Oman's inspiring new airport infrastructure
Arriving in Muscat's sparkling new airport terminal is a bit like entering a royal palace. With its modern steel and glass structures and towering atrium, the signature building blends Omani heritage with 21st century designs trends, creating a balance that both inspires and reassures.
Big ambitions
Oman expects the new hub to be one of the top 20 airports in the world by 2020. Officially opened in November 2018, the facility has the capacity to operate 40 flights per hour with 96 check-in counters and 10 self-service check-in kiosks. And this is just the beginning: today's airport can handle 20 million passengers a year, a figure expected to rise to 56 million passengers after the completion of the last-phase construction project.
The silent terminal
The first thing you notice in the tiled expanses of the terminal is the absence of queues. With 40 gates and robots directing passengers to the right gates, automated baggage handling systems, high-tech security scanners and e-gates, travellers are whisked quickly and efficiently through the terminal. Creating a simple and effortless experience for the passenger, however, has been an enormously complex job.

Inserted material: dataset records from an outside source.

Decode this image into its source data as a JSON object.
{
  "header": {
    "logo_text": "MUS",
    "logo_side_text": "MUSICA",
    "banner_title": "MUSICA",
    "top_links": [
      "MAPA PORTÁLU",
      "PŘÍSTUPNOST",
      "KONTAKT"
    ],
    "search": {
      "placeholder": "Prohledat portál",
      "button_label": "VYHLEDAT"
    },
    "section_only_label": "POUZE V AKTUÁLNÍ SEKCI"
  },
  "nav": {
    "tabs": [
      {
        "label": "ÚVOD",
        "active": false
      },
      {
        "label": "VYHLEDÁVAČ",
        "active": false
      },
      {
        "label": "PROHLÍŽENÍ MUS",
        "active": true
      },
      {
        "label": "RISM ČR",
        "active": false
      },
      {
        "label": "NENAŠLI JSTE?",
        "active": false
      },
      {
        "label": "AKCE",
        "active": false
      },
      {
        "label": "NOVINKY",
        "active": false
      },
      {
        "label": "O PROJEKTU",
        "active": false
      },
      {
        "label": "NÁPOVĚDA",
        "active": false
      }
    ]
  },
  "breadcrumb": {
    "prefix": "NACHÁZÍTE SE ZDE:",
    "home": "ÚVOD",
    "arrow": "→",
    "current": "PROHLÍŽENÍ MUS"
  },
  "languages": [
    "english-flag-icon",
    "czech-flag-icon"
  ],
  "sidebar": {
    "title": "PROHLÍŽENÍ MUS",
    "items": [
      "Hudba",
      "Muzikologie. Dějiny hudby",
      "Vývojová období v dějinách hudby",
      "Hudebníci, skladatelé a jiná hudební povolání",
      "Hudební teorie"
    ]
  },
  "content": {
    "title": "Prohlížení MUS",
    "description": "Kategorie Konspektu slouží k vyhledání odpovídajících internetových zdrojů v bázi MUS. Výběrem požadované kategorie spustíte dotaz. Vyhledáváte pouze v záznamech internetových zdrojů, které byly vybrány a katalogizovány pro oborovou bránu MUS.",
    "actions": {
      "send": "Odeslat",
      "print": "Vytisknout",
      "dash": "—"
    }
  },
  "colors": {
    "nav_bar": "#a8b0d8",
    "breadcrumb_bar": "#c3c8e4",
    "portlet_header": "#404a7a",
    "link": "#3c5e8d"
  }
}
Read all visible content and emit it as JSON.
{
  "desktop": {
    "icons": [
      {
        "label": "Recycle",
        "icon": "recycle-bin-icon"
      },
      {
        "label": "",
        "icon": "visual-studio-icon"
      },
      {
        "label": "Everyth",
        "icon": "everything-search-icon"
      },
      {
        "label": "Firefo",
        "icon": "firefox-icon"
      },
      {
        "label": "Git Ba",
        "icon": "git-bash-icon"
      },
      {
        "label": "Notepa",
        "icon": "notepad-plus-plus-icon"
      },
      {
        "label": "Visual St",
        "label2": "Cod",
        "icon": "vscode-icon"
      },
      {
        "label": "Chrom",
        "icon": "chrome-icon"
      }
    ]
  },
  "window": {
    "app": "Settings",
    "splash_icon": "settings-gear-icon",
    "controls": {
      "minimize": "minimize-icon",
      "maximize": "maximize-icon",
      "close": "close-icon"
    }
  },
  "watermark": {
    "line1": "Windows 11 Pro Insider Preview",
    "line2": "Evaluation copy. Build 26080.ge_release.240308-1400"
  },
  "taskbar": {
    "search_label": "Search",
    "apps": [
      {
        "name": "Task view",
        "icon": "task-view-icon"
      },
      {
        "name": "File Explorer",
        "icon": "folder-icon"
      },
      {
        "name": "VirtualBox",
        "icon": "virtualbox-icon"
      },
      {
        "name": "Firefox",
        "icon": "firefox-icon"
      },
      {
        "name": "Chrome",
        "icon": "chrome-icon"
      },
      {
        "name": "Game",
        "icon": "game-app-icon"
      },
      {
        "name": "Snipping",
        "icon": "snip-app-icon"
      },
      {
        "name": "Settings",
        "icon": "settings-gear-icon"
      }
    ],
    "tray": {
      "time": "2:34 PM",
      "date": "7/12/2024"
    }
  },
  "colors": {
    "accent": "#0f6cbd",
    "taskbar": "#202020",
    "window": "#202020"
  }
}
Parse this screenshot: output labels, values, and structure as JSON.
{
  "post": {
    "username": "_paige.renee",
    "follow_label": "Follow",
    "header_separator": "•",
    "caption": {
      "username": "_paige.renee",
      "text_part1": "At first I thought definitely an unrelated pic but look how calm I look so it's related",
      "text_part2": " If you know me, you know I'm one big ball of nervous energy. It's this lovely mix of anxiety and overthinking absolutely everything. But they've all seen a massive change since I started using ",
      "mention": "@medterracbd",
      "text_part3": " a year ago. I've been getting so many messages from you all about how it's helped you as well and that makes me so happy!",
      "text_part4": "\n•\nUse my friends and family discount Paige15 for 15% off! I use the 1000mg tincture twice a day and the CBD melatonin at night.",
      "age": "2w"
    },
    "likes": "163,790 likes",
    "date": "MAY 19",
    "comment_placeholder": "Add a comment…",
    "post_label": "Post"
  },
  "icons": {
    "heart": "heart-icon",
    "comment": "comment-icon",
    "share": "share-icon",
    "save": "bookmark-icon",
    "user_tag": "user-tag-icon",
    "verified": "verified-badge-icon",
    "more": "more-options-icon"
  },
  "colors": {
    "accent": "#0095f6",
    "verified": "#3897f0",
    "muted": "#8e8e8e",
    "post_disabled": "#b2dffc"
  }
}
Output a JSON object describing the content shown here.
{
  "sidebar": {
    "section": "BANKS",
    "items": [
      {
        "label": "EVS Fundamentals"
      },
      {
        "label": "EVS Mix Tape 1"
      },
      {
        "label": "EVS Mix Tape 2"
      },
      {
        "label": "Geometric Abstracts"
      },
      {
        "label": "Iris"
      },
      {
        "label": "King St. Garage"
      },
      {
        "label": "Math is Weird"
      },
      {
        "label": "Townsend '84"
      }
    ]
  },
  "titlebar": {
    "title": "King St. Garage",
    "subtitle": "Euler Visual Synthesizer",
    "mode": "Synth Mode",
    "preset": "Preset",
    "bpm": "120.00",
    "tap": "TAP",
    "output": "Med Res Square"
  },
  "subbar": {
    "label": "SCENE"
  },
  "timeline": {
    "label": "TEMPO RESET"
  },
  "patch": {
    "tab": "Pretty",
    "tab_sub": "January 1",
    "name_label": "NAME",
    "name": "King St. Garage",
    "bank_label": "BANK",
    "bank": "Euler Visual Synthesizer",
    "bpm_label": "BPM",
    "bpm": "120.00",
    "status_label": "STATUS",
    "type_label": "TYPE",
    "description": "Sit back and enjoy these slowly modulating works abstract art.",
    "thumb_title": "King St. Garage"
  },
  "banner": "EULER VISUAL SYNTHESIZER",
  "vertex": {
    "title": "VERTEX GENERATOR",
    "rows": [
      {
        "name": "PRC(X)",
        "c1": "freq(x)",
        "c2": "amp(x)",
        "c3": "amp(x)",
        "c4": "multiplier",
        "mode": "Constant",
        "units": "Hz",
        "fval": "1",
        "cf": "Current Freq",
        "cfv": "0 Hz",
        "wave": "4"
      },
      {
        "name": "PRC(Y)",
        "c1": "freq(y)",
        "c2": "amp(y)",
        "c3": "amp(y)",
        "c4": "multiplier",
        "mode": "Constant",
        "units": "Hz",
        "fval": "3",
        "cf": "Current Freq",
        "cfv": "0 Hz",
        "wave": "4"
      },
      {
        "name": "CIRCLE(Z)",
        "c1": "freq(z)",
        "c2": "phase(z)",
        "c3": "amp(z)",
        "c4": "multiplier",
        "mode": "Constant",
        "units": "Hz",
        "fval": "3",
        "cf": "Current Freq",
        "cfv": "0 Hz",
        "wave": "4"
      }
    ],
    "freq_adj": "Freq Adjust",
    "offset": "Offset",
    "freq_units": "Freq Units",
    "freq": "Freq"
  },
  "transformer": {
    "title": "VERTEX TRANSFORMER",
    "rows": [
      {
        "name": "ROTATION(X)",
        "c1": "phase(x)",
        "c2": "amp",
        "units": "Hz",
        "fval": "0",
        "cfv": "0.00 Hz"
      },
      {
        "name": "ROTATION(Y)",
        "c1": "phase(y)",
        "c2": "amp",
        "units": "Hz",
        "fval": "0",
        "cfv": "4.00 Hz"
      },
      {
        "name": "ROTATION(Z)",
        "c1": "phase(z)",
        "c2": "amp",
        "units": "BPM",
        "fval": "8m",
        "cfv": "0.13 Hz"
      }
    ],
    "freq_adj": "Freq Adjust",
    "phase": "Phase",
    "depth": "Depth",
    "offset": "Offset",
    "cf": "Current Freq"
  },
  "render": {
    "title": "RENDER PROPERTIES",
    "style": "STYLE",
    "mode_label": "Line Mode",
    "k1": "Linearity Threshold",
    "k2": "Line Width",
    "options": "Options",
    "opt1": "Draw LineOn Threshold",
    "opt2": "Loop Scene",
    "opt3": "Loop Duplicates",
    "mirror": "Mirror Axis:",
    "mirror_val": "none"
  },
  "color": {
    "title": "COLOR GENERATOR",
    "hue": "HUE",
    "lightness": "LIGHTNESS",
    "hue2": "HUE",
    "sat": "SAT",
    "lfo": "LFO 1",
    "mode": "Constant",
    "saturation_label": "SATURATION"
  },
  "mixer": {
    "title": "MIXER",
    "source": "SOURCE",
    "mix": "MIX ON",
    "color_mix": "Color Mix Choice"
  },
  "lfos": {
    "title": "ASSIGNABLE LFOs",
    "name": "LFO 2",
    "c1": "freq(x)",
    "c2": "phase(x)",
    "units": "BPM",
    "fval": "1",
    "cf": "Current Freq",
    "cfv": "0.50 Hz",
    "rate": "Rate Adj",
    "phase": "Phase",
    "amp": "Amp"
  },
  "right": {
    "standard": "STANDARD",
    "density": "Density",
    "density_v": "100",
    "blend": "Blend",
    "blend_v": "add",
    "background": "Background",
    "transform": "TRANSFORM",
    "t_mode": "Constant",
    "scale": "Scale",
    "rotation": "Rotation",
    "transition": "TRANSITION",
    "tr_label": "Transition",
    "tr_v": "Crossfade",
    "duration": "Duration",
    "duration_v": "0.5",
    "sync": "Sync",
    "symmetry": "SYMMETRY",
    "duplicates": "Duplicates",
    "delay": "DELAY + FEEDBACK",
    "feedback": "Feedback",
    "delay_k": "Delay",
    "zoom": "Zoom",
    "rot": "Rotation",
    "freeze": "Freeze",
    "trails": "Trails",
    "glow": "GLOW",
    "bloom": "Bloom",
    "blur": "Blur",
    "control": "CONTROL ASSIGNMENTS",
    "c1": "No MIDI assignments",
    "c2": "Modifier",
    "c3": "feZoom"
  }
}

The original airport at Muscat handled significantly fewer passengers, and airport operations relied on a patchwork of different IT systems, security systems and telecom networks. But the sheer scale of the $1.8 billion terminal project, launched nearly a decade ago, posed a new set of problems that called for a more unified approach.
Master Systems Integrator
That's when the operator stepped in to create a new role of Master Systems Integrator. And in March 2015 Thales was appointed, based on its record of success on some of the world's largest airport security projects, to deliver a complete package of Special Airport Systems and to unify IT, communications and security management across the entire airport complex.
The scope of Thales's contract included setting up a 70-seat master control centre for integrated management of airport resources including gate-to-gate passenger processing, airport IT and network management, and the provision of security systems such as smart video surveillance and access control, network security and cybersecurity, as well as airport IT and telecom systems (VoIP, Tetra and Wi-Fi). Airport operations at the smaller Salalah international airport in the south of the country are also part of the same overall architecture, although critical security and border control systems for the two airports have been kept separate.
User training and operational testing
Local Omani operators were already familiar with the legacy systems integrated into the new control centre, but additional training was needed to introduce users to the many new functions and procedures, and to explain the new unified approach to airport operations management. Omani nationals accounted for about one-third of the Thales project team, and as the work progressed, they played a key role in getting local operators up to speed with the new tools and the principles underlying the new architecture.
For a full nine months before opening day, the project team ran operational readiness tests with users in a realistic simulated environment to check that the new procedures were both feasible and fully understood. During that critical operational testing period, Thales worked directly with operators to make the necessary adjustments and create a high-quality user experience for all the different functions. The end result is a unified system of systems that is extraordinarily complex but seems almost as simple and effortless to operate as taking a plane in the terminal below.
A smarter future
Strategically located, Muscat International Airport has the potential to become one of the major hubs for logistics and passenger traffic between Europe and Asia. It's also a beautiful gateway to a country with its own set of unique attractions for business visitors and tourists alike. Thales systems engineers and the Omani operators who now coordinate every aspect of the new airport complex are proud to be part of this inspiring adventure.